Agriculture : la Vision Royale a changé le statut et l’échelle du secteur marocain, selon la FAO

MOHAMED YAZID BENNOUNA29 juillet 2026Dernière mise à jour :
Agriculture : la Vision Royale a changé le statut et l’échelle du secteur marocain, selon la FAO

L’agriculture marocaine a profondément évolué au cours des dernières années, passant d’un secteur principalement tourné vers la satisfaction des besoins alimentaires à un véritable levier stratégique de développement économique, social et territorial, a affirmé le Représentant de l’Organisation des Nations Unies pour l’alimentation et l’agriculture (FAO) au Maroc, Alexandre Anh Tai Huynh.

Dans un entretien accordé à la MAP à l’occasion de la Fête du Trône, M. Huynh a souligné que cette transformation s’inscrit dans la Vision Royale portée depuis l’accession de Sa Majesté le Roi Mohammed VI au Trône.
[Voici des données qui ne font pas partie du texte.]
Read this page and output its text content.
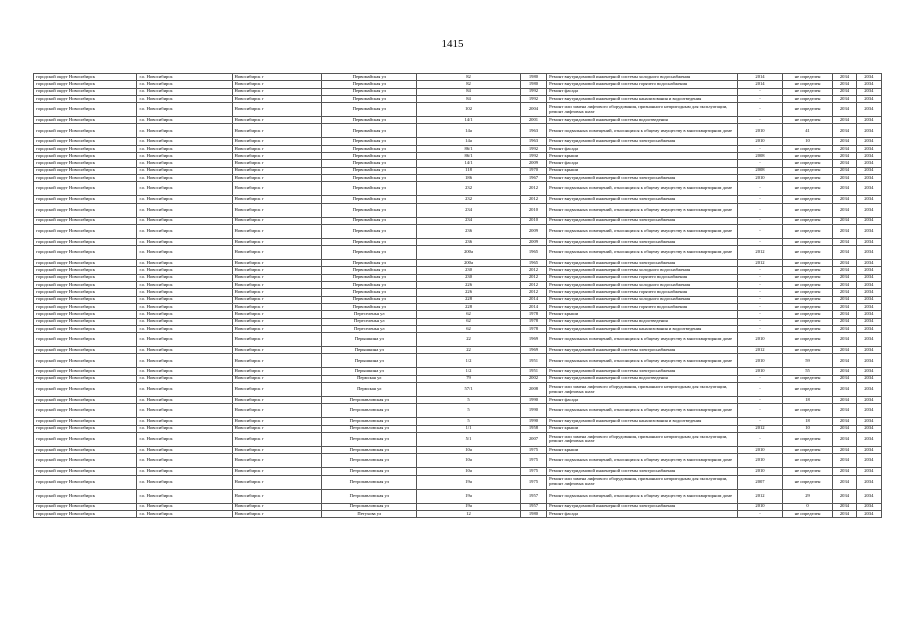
1415
городской округ Новосибирск	г.о. Новосибирск	Новосибирск г	Первомайская ул	82	1980	Ремонт внутридомовой инженерной системы холодного водоснабжения	2014	не определен	2034	2034
городской округ Новосибирск	г.о. Новосибирск	Новосибирск г	Первомайская ул	82	1980	Ремонт внутридомовой инженерной системы горячего водоснабжения	2014	не определен	2034	2034
городской округ Новосибирск	г.о. Новосибирск	Новосибирск г	Первомайская ул	84	1992	Ремонт фасада	-	не определен	2034	2034
городской округ Новосибирск	г.о. Новосибирск	Новосибирск г	Первомайская ул	84	1992	Ремонт внутридомовой инженерной системы канализования и водоотведения	-	не определен	2034	2034
городской округ Новосибирск	г.о. Новосибирск	Новосибирск г	Первомайская ул	102	2004	Ремонт или замена лифтового оборудования, признанного непригодным для эксплуатации, ремонт лифтовых шахт	-	не определен	2034	2034
городской округ Новосибирск	г.о. Новосибирск	Новосибирск г	Первомайская ул	14/1	2001	Ремонт внутридомовой инженерной системы водоотведения	-	не определен	2034	2034
городской округ Новосибирск	г.о. Новосибирск	Новосибирск г	Первомайская ул	14а	1963	Ремонт подвальных помещений, относящихся к общему имуществу в многоквартирном доме	2010	41	2034	2034
городской округ Новосибирск	г.о. Новосибирск	Новосибирск г	Первомайская ул	14а	1963	Ремонт внутридомовой инженерной системы электроснабжения	2010	10	2034	2034
городской округ Новосибирск	г.о. Новосибирск	Новосибирск г	Первомайская ул	86/1	1992	Ремонт фасада	-	не определен	2034	2034
городской округ Новосибирск	г.о. Новосибирск	Новосибирск г	Первомайская ул	86/1	1992	Ремонт крыши	2008	не определен	2034	2034
городской округ Новосибирск	г.о. Новосибирск	Новосибирск г	Первомайская ул	14/1	2009	Ремонт фасада	-	не определен	2034	2034
городской округ Новосибирск	г.о. Новосибирск	Новосибирск г	Первомайская ул	118	1970	Ремонт крыши	2008	не определен	2034	2034
городской округ Новосибирск	г.о. Новосибирск	Новосибирск г	Первомайская ул	186	1967	Ремонт внутридомовой инженерной системы электроснабжения	2010	не определен	2034	2034
городской округ Новосибирск	г.о. Новосибирск	Новосибирск г	Первомайская ул	232	2012	Ремонт подвальных помещений, относящихся к общему имуществу в многоквартирном доме	-	не определен	2034	2034
городской округ Новосибирск	г.о. Новосибирск	Новосибирск г	Первомайская ул	232	2012	Ремонт внутридомовой инженерной системы электроснабжения	-	не определен	2034	2034
городской округ Новосибирск	г.о. Новосибирск	Новосибирск г	Первомайская ул	234	2010	Ремонт подвальных помещений, относящихся к общему имуществу в многоквартирном доме	-	не определен	2034	2034
городской округ Новосибирск	г.о. Новосибирск	Новосибирск г	Первомайская ул	234	2010	Ремонт внутридомовой инженерной системы электроснабжения	-	не определен	2034	2034
городской округ Новосибирск	г.о. Новосибирск	Новосибирск г	Первомайская ул	236	2009	Ремонт подвальных помещений, относящихся к общему имуществу в многоквартирном доме	-	не определен	2034	2034
городской округ Новосибирск	г.о. Новосибирск	Новосибирск г	Первомайская ул	236	2009	Ремонт внутридомовой инженерной системы электроснабжения	-	не определен	2034	2034
городской округ Новосибирск	г.о. Новосибирск	Новосибирск г	Первомайская ул	200а	1965	Ремонт подвальных помещений, относящихся к общему имуществу в многоквартирном доме	2012	не определен	2034	2034
городской округ Новосибирск	г.о. Новосибирск	Новосибирск г	Первомайская ул	200а	1965	Ремонт внутридомовой инженерной системы электроснабжения	2012	не определен	2034	2034
городской округ Новосибирск	г.о. Новосибирск	Новосибирск г	Первомайская ул	230	2012	Ремонт внутридомовой инженерной системы холодного водоснабжения	-	не определен	2034	2034
городской округ Новосибирск	г.о. Новосибирск	Новосибирск г	Первомайская ул	230	2012	Ремонт внутридомовой инженерной системы горячего водоснабжения	-	не определен	2034	2034
городской округ Новосибирск	г.о. Новосибирск	Новосибирск г	Первомайская ул	226	2012	Ремонт внутридомовой инженерной системы холодного водоснабжения	-	не определен	2034	2034
городской округ Новосибирск	г.о. Новосибирск	Новосибирск г	Первомайская ул	226	2012	Ремонт внутридомовой инженерной системы горячего водоснабжения	-	не определен	2034	2034
городской округ Новосибирск	г.о. Новосибирск	Новосибирск г	Первомайская ул	228	2014	Ремонт внутридомовой инженерной системы холодного водоснабжения	-	не определен	2034	2034
городской округ Новосибирск	г.о. Новосибирск	Новосибирск г	Первомайская ул	228	2014	Ремонт внутридомовой инженерной системы горячего водоснабжения	-	не определен	2034	2034
городской округ Новосибирск	г.о. Новосибирск	Новосибирск г	Переселенья ул	62	1978	Ремонт крыши	-	не определен	2034	2034
городской округ Новосибирск	г.о. Новосибирск	Новосибирск г	Переселенья ул	62	1978	Ремонт внутридомовой инженерной системы водоотведения	-	не определен	2034	2034
городской округ Новосибирск	г.о. Новосибирск	Новосибирск г	Переселенья ул	62	1978	Ремонт внутридомовой инженерной системы канализования и водоотведения	-	не определен	2034	2034
городской округ Новосибирск	г.о. Новосибирск	Новосибирск г	Перышкина ул	22	1969	Ремонт подвальных помещений, относящихся к общему имуществу в многоквартирном доме	2010	не определен	2034	2034
городской округ Новосибирск	г.о. Новосибирск	Новосибирск г	Перышкина ул	22	1969	Ремонт внутридомовой инженерной системы электроснабжения	2012	не определен	2034	2034
городской округ Новосибирск	г.о. Новосибирск	Новосибирск г	Перышкина ул	1/2	1951	Ремонт подвальных помещений, относящихся к общему имуществу в многоквартирном доме	2010	59	2034	2034
городской округ Новосибирск	г.о. Новосибирск	Новосибирск г	Перышкина ул	1/2	1951	Ремонт внутридомовой инженерной системы электроснабжения	2010	55	2034	2034
городской округ Новосибирск	г.о. Новосибирск	Новосибирск г	Пермская ул	79	2002	Ремонт внутридомовой инженерной системы водоотведения	-	не определен	2034	2034
городской округ Новосибирск	г.о. Новосибирск	Новосибирск г	Пермская ул	57/1	2008	Ремонт или замена лифтового оборудования, признанного непригодным для эксплуатации, ремонт лифтовых шахт	-	не определен	2034	2034
городской округ Новосибирск	г.о. Новосибирск	Новосибирск г	Петропавловская ул	5	1990	Ремонт фасада	-	18	2034	2034
городской округ Новосибирск	г.о. Новосибирск	Новосибирск г	Петропавловская ул	5	1990	Ремонт подвальных помещений, относящихся к общему имуществу в многоквартирном доме	-	не определен	2034	2034
городской округ Новосибирск	г.о. Новосибирск	Новосибирск г	Петропавловская ул	5	1990	Ремонт внутридомовой инженерной системы канализования и водоотведения	-	18	2034	2034
городской округ Новосибирск	г.о. Новосибирск	Новосибирск г	Петропавловская ул	1/1	1958	Ремонт крыши	2012	10	2034	2034
городской округ Новосибирск	г.о. Новосибирск	Новосибирск г	Петропавловская ул	5/1	2007	Ремонт или замена лифтового оборудования, признанного непригодным для эксплуатации, ремонт лифтовых шахт	-	не определен	2034	2034
городской округ Новосибирск	г.о. Новосибирск	Новосибирск г	Петропавловская ул	10а	1975	Ремонт крыши	2010	не определен	2034	2034
городской округ Новосибирск	г.о. Новосибирск	Новосибирск г	Петропавловская ул	10а	1975	Ремонт подвальных помещений, относящихся к общему имуществу в многоквартирном доме	2010	не определен	2034	2034
городской округ Новосибирск	г.о. Новосибирск	Новосибирск г	Петропавловская ул	10а	1975	Ремонт внутридомовой инженерной системы электроснабжения	2010	не определен	2034	2034
городской округ Новосибирск	г.о. Новосибирск	Новосибирск г	Петропавловская ул	19а	1975	Ремонт или замена лифтового оборудования, признанного непригодным для эксплуатации, ремонт лифтовых шахт	2007	не определен	2034	2034
городской округ Новосибирск	г.о. Новосибирск	Новосибирск г	Петропавловская ул	19а	1957	Ремонт подвальных помещений, относящихся к общему имуществу в многоквартирном доме	2012	29	2034	2034
городской округ Новосибирск	г.о. Новосибирск	Новосибирск г	Петропавловская ул	19а	1957	Ремонт внутридомовой инженерной системы электроснабжения	2010	0	2034	2034
городской округ Новосибирск	г.о. Новосибирск	Новосибирск г	Петухова ул	12	1980	Ремонт фасада	-	не определен	2034	2034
Selon lui, l’agriculture marocaine est désormais pensée comme un projet de long terme, structuré autour de stratégies successives, de mécanismes de financement et d’un dispositif de gouvernance permettant d’assurer un suivi durable des politiques publiques.

Du Plan Maroc Vert à Génération Green

Le Représentant de la FAO a notamment cité le Plan Maroc Vert, lancé en 2008, puis la stratégie Génération Green 2020-2030, qui ont permis de donner au secteur une trajectoire claire et durable.
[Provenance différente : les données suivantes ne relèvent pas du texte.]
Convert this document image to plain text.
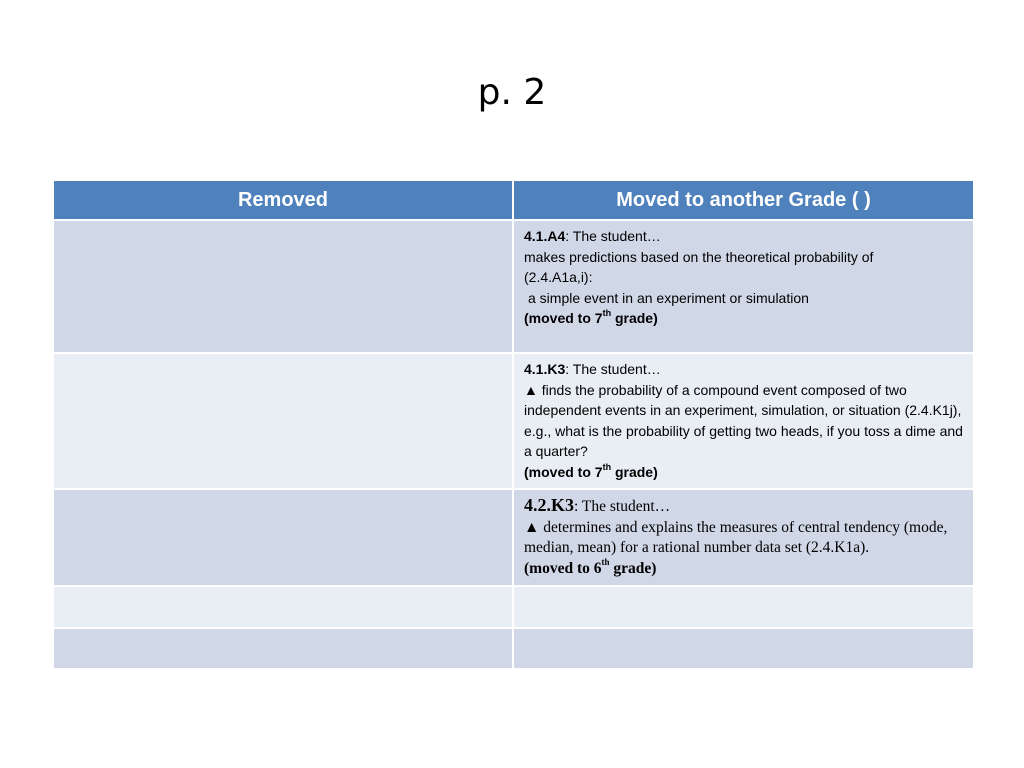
p. 2
Removed	Moved to another Grade ( )

	4.1.A4: The student…
makes predictions based on the theoretical probability of
(2.4.A1a,i):
a simple event in an experiment or simulation
(moved to 7th grade)

	4.1.K3: The student…
▲ finds the probability of a compound event composed of two independent events in an experiment, simulation, or situation (2.4.K1j), e.g., what is the probability of getting two heads, if you toss a dime and a quarter?
(moved to 7th grade)

	4.2.K3: The student…
▲ determines and explains the measures of central tendency (mode, median, mean) for a rational number data set (2.4.K1a).
(moved to 6th grade)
Cette continuité constitue, à ses yeux, l’une des principales forces du modèle marocain. Deux stratégies agricoles successives ont ainsi été articulées autour d’objectifs cohérents, avec une continuité institutionnelle et une gouvernance permettant d’inscrire les réformes dans la durée.

M. Huynh estime également que cette évolution ne se résume pas aux indicateurs économiques et agricoles. Elle se traduit concrètement par l’émergence de nouveaux profils au sein du monde rural, notamment des femmes engagées dans les coopératives, des jeunes qui choisissent de revenir vers l’agriculture ainsi que des ingénieurs et techniciens formés au Maroc et mobilisés au service du développement du secteur.
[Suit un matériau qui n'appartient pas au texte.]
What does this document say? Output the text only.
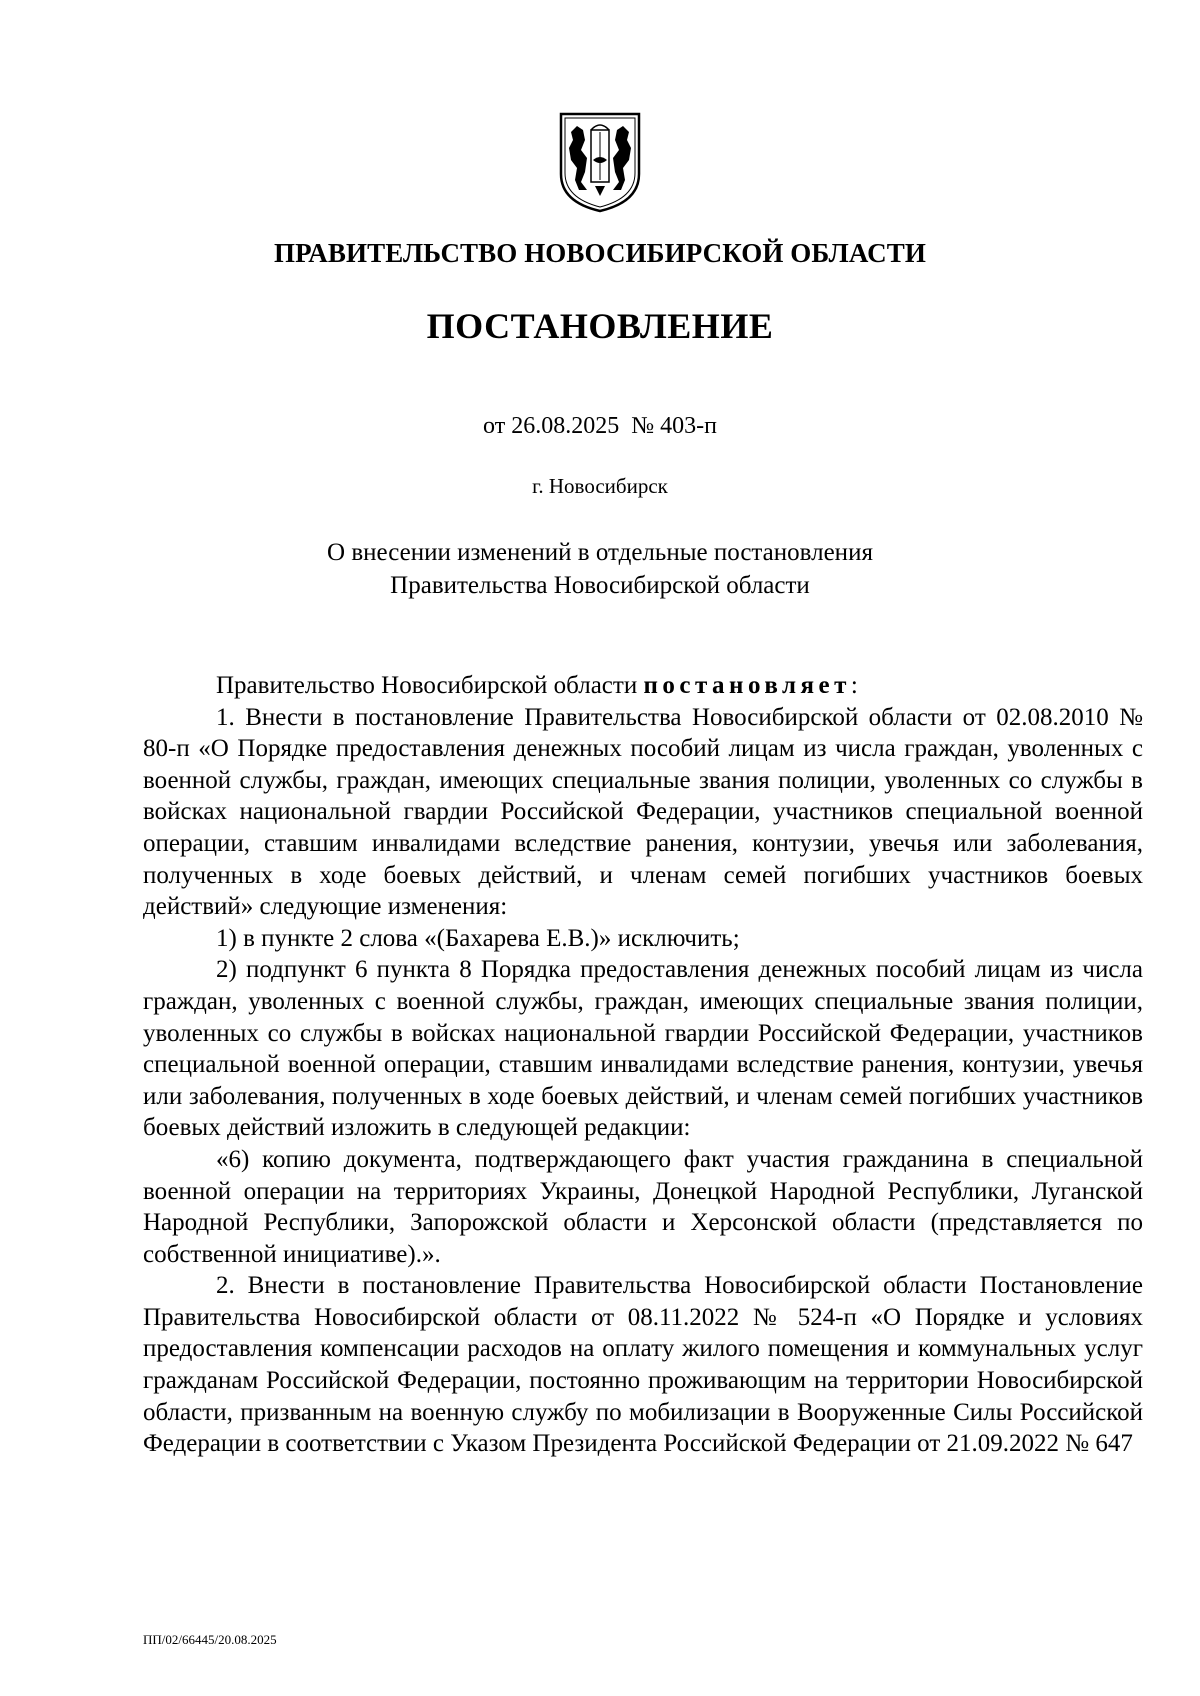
ПРАВИТЕЛЬСТВО НОВОСИБИРСКОЙ ОБЛАСТИ
ПОСТАНОВЛЕНИЕ
от 26.08.2025  № 403-п
г. Новосибирск
О внесении изменений в отдельные постановления
Правительства Новосибирской области

Правительство Новосибирской области постановляет:

1. Внести в постановление Правительства Новосибирской области от 02.08.2010 № 80-п «О Порядке предоставления денежных пособий лицам из числа граждан, уволенных с военной службы, граждан, имеющих специальные звания полиции, уволенных со службы в войсках национальной гвардии Российской Федерации, участников специальной военной операции, ставшим инвалидами вследствие ранения, контузии, увечья или заболевания, полученных в ходе боевых действий, и членам семей погибших участников боевых действий» следующие изменения:

1) в пункте 2 слова «(Бахарева Е.В.)» исключить;

2) подпункт 6 пункта 8 Порядка предоставления денежных пособий лицам из числа граждан, уволенных с военной службы, граждан, имеющих специальные звания полиции, уволенных со службы в войсках национальной гвардии Российской Федерации, участников специальной военной операции, ставшим инвалидами вследствие ранения, контузии, увечья или заболевания, полученных в ходе боевых действий, и членам семей погибших участников боевых действий изложить в следующей редакции:

«6) копию документа, подтверждающего факт участия гражданина в специальной военной операции на территориях Украины, Донецкой Народной Республики, Луганской Народной Республики, Запорожской области и Херсонской области (представляется по собственной инициативе).».

2. Внести в постановление Правительства Новосибирской области Постановление Правительства Новосибирской области от 08.11.2022 № 524-п «О Порядке и условиях предоставления компенсации расходов на оплату жилого помещения и коммунальных услуг гражданам Российской Федерации, постоянно проживающим на территории Новосибирской области, призванным на военную службу по мобилизации в Вооруженные Силы Российской Федерации в соответствии с Указом Президента Российской Федерации от 21.09.2022 № 647

ПП/02/66445/20.08.2025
Une agriculture attentive aux différents profils d’exploitations

Autre particularité mise en avant par le représentant de la FAO : la capacité du modèle marocain à prendre en compte les différentes composantes de l’agriculture nationale.

D’un côté, les grandes exploitations orientées vers les marchés et, de l’autre, les petites exploitations familiales profondément ancrées dans les territoires ruraux.

Le Pilier II du Plan Maroc Vert, puis les orientations de Génération Green consacrées notamment à l’émergence d’une classe moyenne agricole, illustrent cette volonté d’intégrer les différents acteurs du monde rural dans la dynamique de transformation du secteur.

Cette politique s’accompagne également d’une reconnaissance internationale du patrimoine agricole marocain. Plusieurs sites du Royaume ont ainsi été distingués au titre des Systèmes Ingénieux du Patrimoine Agricole Mondial, mettant en valeur des pratiques, des savoir-faire et des systèmes agricoles transmis à travers les générations.

Le Maroc, un acteur de la coopération agricole africaine

Au-delà de ses avancées nationales, le Maroc occupe également une place croissante dans la coopération agricole à l’échelle africaine.

Alexandre Anh Tai Huynh a notamment rappelé l’Initiative pour l’Adaptation de l’Agriculture Africaine, lancée lors de la COP22 à Marrakech en 2016, qui illustre l’ambition du Royaume de contribuer aux réponses africaines face aux défis climatiques et agricoles.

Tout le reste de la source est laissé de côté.